Take everything together, with VAT rises and benefit cuts, and the
Institute for Fiscal Studies says families are £891 worse off this year. Almost everything Osborne does helps the upper, not the lower, half. He boasts that his £1bn spent on raising personal allowances is to help the lowest paid, but it doesn't much. The IFS says three-quarters of it goes to those in the top half. So if his audience were ordinary Morrisons floor staff, nothing much is coming their way. If they are parents, they had a cut this week.
What a gift
the Philpott case has been, a bizarre and monstrous distraction to poison the public debate in the week benefits are cut while the richest cash in. In a leader, the Times calls for benefits to be paid for only two children per family. Clueless or callous, they think children are what Ann Widdecombe calls benefit "meal tickets". Rowntree and Child Poverty Action Group show the £9 a day for a child is at least £10 a week too little: most parents go without some meals to feed their children. Research in
Why Money Matters shows that the poorest families are most likely to spend extra money on their children. What would the Times do? Most of the tax credit bill is paid to working parents, including full-timers on the minimum wage, to keep children above the breadline. Would the Times support a living wage, or should those families use food banks?

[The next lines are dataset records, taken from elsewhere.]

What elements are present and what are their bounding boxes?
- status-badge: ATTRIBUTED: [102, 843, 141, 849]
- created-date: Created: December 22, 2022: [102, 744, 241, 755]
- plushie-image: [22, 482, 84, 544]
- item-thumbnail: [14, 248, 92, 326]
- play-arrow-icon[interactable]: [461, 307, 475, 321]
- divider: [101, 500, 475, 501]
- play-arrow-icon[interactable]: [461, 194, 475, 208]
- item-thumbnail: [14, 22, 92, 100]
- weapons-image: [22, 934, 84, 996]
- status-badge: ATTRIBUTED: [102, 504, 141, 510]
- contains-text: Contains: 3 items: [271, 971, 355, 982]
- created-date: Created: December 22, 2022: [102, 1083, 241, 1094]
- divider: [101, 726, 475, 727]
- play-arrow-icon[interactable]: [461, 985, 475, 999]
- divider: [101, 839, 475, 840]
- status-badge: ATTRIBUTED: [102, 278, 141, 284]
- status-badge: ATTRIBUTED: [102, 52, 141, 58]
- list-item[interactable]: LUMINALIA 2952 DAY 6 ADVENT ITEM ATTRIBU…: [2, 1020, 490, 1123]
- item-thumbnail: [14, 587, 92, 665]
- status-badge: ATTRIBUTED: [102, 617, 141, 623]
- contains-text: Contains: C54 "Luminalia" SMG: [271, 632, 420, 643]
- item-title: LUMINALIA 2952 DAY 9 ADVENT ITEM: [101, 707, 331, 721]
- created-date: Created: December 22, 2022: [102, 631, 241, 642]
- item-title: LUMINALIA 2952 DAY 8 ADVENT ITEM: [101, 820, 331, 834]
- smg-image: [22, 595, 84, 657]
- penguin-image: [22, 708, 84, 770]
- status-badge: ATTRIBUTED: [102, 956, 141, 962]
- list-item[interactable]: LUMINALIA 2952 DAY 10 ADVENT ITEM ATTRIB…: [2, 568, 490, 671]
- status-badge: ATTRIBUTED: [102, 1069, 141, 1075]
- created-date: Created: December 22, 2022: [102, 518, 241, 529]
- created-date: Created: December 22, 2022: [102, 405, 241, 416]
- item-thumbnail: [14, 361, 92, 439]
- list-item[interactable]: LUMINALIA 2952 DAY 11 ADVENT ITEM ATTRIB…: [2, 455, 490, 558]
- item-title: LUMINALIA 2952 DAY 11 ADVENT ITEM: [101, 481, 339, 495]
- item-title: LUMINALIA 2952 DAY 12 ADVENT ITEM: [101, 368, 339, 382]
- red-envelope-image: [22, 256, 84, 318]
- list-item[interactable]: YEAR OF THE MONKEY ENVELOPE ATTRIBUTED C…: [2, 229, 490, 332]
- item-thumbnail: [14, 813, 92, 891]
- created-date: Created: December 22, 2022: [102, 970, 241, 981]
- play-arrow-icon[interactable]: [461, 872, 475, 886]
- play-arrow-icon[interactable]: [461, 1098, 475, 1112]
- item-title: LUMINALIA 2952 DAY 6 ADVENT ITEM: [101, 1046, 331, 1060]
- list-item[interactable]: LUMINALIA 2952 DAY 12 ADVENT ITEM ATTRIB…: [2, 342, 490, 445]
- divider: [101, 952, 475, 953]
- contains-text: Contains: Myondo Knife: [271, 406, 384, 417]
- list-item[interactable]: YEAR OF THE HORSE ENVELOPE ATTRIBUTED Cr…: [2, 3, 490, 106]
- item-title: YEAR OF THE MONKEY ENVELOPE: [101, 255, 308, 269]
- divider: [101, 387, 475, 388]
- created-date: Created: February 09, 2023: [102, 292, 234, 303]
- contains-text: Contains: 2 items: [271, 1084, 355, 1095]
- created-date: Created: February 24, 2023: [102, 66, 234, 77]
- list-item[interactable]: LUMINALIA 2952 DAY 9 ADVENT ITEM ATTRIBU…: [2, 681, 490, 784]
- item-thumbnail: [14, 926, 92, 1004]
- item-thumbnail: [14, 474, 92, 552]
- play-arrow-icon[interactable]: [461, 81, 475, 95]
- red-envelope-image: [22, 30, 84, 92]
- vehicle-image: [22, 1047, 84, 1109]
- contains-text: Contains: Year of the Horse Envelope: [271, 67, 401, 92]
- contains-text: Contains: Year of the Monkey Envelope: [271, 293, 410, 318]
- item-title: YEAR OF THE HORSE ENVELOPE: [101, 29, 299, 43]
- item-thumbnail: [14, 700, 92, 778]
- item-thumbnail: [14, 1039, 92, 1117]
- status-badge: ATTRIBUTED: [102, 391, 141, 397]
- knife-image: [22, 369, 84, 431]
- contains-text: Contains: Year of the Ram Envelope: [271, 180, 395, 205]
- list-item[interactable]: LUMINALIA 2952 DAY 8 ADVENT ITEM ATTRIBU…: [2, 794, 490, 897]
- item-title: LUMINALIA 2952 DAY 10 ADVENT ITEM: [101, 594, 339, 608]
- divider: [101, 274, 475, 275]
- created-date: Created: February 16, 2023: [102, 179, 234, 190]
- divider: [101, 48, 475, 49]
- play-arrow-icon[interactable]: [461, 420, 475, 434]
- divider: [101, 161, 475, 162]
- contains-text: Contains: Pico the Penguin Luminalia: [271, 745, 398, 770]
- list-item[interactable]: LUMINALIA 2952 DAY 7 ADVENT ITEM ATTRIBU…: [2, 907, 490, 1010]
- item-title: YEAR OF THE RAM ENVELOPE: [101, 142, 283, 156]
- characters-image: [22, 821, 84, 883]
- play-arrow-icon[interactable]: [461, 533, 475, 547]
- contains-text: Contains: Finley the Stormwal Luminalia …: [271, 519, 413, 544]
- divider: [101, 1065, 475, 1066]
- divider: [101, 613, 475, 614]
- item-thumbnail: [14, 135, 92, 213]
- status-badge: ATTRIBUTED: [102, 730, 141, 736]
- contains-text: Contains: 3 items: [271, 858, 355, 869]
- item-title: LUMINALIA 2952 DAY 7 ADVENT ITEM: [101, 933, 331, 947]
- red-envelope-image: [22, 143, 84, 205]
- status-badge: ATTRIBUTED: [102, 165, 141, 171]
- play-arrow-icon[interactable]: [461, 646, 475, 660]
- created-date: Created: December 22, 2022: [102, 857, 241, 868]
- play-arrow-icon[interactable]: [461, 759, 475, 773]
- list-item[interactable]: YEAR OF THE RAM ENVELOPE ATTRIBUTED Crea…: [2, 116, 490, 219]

Defenders of social security fight back feebly with mere facts. Tell people that most of the poor work, tell them only 10% of the Department for Work and Pensions bill goes on those out of work, or tell them the dole in the UK is almost the lowest among the richer EU nations. But if the facts don't the fit people's belief, they are soon forgotten.
Better to tell true stories about the cuts, like that of Martine White, a thalidomide victim who's blind in one eye, partially deaf, uses a stairlift and a wheelchair and is waiting for spinal surgery. She worked until 2004, when she had a brain tumour removed. But she's losing £110 a week and has been told to attend a work training course. That's no one-off error when official figures show more than 1,700 disabled people died last year within weeks of being found "fit for work".
The government put up a ferocious fightback this week, rightly sensing that cuts for the frail and party-time for the mega-rich risk shocking even natural conservatives. This is just the start. From now on there will be hundreds of thousands more Martine White stories – while Philpotts are rare.